Nintendo is blending Will U virtual play with tangible toys as it faces off against powerhouse offerings from Xbox One and PlayStation 4 at an E3 gathering here.
The Japanese video game stalwart is jumping on a trend that has paid off for publisher Activision with "Skylanders" and for Disney Interactive with "Infinity" play launched last year with characters from Pixar film "The Incredibles."
"It's been very successful," Disney Infinity senior producer Sean Patton said as he showed off new 'Marvel Super Heroes' interactive game pieces due for release later this year.
Game pieces give players toys then can hold, collect, and taken with them in ways that extend on-screen fun into the real-world, Patton noted while discussing their appeal.

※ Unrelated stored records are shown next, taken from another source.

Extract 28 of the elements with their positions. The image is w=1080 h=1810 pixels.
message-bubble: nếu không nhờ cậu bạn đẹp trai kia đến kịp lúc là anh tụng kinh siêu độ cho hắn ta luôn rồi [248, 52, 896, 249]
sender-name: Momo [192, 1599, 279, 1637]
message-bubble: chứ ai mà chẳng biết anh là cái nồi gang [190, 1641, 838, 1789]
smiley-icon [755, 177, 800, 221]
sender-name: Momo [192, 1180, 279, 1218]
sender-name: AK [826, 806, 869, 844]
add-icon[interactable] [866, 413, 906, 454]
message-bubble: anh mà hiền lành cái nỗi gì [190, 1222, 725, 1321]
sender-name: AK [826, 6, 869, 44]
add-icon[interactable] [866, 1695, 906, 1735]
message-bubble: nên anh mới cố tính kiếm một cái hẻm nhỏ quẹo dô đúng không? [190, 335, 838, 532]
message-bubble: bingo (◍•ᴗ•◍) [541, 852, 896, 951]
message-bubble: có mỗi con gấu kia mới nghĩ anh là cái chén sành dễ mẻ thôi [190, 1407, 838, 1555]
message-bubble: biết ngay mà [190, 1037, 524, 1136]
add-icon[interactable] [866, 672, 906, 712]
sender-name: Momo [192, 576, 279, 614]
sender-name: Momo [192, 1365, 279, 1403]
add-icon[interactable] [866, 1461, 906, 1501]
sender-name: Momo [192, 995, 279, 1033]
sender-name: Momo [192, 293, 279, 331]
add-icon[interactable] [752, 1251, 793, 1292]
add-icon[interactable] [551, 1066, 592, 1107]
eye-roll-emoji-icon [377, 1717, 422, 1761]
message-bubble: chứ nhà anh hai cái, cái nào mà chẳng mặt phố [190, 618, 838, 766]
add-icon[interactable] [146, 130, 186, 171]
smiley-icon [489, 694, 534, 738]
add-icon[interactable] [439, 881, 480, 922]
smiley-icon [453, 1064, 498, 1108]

Those being play at the Disney booth on the Electronic Entertainment Expo (E3) show floor included Hulk, Iron Man, and Spider Man. Versions of Disney Infinity are tailored for all major consoles.
Toys To Life
Activision pioneered the "Toys-To-Life" category in 2011 with the introduction of "Spyro's Adventure" in a shrewd move bridging virtual worlds and real life when it comes to video games.
Skylanders has become a US$2 billion franchise, according to Activision.
"We shook up the kids game industry, and it was a phenomenal success," said Paul Reiche, co-founder of Toys for Bob studio that created 'Skylanders.'
"People grow up thinking their toys are alive; we just want to make that true."
Actually handling toys and sharing in-game experiences with them has resonated with players young and old, according to Reiche.
While the prime demographic for "Skylanders" is pre-teen boys, there was a lengthy queue waiting to demo a coming "Trap Team" version of the game at E3 where children are not allowed.